Наконец добрались до ближайшего стойбища. Ветер к вечеру развернулся, и пошёл чистый север. Не успели чаю попить, мороз затрещал по отсыревшей клади. Изморозь посеребрила нюки чумов.
Василий вышел из тепла. Бокари схватились морозом. Ноги стали не сырыми, а покрылись ледяной корочкой. Да и в тундре гололёд. Чтобы просушить одежду, надо ночь над печкою держать в чуме.
Приказчик подошёл к Сотникову:
– Александр Киприянович! Я заночую здесь, просушу одежду, а утром поаргишу в другое стойбище. Или дай сухие бокари, малицу, иначе я в такой мороз пропаду.
– Видишь, распутица начинается? Надо быстрее распродать товары и успеть до Потаповского. Ни малицу, ни бокари я тебе не дам! За своими следить надо! Сушить, зашивать. А ты шлёпаешь по лужам и хочешь, чтобы они ноги грели. Собирайся – и в дорогу. За ночь дойдёшь – не околеешь!
– Куда я мокрый пойду? Мороз, аж дыхание перехватывает. И гололёд. Олени ноги порежут, копыта собьют. Не пойду аргишом. Ноги, как култышки, почти не чувствую.
– Не надо было с лопатой шастать по проталинам! На то они и олени, чтобы балок тащить. Скотину пожалел, а себя – нет! Я за них деньги плачу. Не подохнут. Дикий ходит в гололёд – и ничего. Чтобы через час я тебя в этом стойбище не видел.
– Ты же видишь, я в чуме дрожу! – дерзко ответил Василий Черняк.
Хозяин поднялся во весь гигантский рост. Лицо перекосила злоба. Черняк не двинулся с места. Купец без замаха ударил. Голова Василия бессильно мотнулась набок и горячая и липкая кровь, залила рот и нос. Он поднялся, пошатываясь и роняя какие-то бессвязные звуки опухшими, дрожащими и мокрыми губами. Левая сторона лица быстро запухла, затекла на глаз. Сукровица окрасила подбородок и шею. Он дрожал, как в лихорадке.
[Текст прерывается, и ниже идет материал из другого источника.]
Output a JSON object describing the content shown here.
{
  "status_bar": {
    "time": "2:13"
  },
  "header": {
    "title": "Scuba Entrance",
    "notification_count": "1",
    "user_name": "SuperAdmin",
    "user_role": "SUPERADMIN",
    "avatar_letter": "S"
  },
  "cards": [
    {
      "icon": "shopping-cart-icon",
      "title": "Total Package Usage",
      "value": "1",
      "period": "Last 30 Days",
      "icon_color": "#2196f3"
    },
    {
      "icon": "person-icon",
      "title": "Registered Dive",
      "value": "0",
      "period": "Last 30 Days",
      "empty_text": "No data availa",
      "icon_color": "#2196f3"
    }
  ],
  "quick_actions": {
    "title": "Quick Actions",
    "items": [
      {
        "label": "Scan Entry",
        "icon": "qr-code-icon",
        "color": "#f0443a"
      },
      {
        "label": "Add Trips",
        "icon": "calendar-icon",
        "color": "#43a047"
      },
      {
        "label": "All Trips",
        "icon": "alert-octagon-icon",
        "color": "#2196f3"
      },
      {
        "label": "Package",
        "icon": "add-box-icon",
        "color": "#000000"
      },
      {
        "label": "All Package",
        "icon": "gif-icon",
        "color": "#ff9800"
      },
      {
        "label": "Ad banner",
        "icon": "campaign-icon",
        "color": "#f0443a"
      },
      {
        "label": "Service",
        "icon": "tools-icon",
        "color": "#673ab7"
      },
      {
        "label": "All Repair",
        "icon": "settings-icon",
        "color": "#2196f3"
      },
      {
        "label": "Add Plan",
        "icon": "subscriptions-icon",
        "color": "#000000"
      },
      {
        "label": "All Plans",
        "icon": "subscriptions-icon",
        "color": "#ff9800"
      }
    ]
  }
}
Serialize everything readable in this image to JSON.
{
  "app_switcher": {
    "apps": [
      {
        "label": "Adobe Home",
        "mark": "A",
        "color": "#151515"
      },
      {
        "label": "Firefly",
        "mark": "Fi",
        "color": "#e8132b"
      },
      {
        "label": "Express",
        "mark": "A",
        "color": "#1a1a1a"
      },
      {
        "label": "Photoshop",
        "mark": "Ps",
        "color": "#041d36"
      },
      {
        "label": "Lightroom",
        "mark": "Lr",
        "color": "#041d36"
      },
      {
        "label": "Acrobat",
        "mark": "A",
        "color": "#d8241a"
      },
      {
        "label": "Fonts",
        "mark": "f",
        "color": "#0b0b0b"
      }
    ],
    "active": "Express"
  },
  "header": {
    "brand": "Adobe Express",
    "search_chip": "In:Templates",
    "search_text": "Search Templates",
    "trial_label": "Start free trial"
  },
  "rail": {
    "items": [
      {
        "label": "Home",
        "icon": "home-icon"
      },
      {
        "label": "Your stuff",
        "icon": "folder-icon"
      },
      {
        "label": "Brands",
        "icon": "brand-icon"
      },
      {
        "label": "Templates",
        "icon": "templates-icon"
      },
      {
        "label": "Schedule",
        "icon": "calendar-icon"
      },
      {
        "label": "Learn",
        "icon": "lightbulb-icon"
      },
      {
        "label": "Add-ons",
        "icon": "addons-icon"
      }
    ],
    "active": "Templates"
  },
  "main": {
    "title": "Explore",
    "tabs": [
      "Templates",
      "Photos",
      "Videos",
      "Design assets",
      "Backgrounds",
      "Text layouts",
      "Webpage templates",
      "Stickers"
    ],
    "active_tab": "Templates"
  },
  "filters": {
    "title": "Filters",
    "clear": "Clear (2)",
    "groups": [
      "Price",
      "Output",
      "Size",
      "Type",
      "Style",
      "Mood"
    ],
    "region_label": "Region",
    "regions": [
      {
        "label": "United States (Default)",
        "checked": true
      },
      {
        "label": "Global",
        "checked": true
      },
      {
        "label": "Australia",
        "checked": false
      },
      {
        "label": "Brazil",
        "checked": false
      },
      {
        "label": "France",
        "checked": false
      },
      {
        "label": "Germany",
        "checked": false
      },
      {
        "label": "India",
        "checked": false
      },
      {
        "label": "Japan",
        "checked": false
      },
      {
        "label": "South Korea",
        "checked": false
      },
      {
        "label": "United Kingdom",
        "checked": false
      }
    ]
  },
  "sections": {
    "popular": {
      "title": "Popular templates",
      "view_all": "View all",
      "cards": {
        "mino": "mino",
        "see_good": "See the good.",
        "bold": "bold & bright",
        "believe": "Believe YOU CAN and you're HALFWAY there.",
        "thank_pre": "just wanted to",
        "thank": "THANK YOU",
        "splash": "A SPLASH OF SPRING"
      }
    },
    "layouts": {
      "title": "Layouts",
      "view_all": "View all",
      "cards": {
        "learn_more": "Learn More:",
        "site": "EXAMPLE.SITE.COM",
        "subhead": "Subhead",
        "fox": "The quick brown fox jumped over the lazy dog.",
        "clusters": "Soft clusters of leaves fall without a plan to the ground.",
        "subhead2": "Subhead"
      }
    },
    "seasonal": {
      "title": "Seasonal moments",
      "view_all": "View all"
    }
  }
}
– Ну, теперь прошёл озноб? Или ещё погреть? – растирая ладони, сказал купец. – И больше не перечь! Я быстро выбью гонор!
– Ты за что ударил? Что промок, вытаскивая твой балок? – зарыдал, сморкаясь кровью, приказчик.
– Отвыкай перечить, когда я говорю. Я здесь хозяин. За непокладистость всех бью. Инородец ты, русский или поляк. Мой кулак глаз не имеет. Понял?
– Я, Александр Киприянович, это припомню. Меня за двадцать один год никто ни разу не ударил. Я не прощу тебе мою кровь! – сказал, всхлипывая, приказчик и вышел из чума.
Черняк ушёл в ночь в другое стойбище. Всю флягу спирта в дороге израсходовал. И ноги натирал, и во внутрь не забывал, но согреться так и не смог. Ноги бесчувственными брёвнами лежали на нартах. Даже костёр на одной из стоянок ничего не дал. Лишь чуть-чуть подсушил бокари да носки меховые. Ноги, покрытые красновато-синим отливом, так и не ощутили тепло. Когда подъехали к стойбищу, Василий уже не мог встать на ноги. Он ползком добрался до ближнего чума и потерял сознание. Хозяйка уложила его у горящей печки. Еле-еле стянула схваченную морозом сырую одежду, укутала в пуховые одеяла. Потом ноги смазала гусиным жиром и обмотала мягким выпортком. Очередь дошла до рук и лица. Пальцы не гнулись, лицо покрылось коричневой коркой. Он стонал, катался по шкурам от боли. В пальцы впилась, будто тысяча иголок. Это стали отходить руки. Пальцы правой ноги почернели, а левая ступня обуглилась наполовину. Через день на ногах лопнула кожа, отделив от себя мертвечину.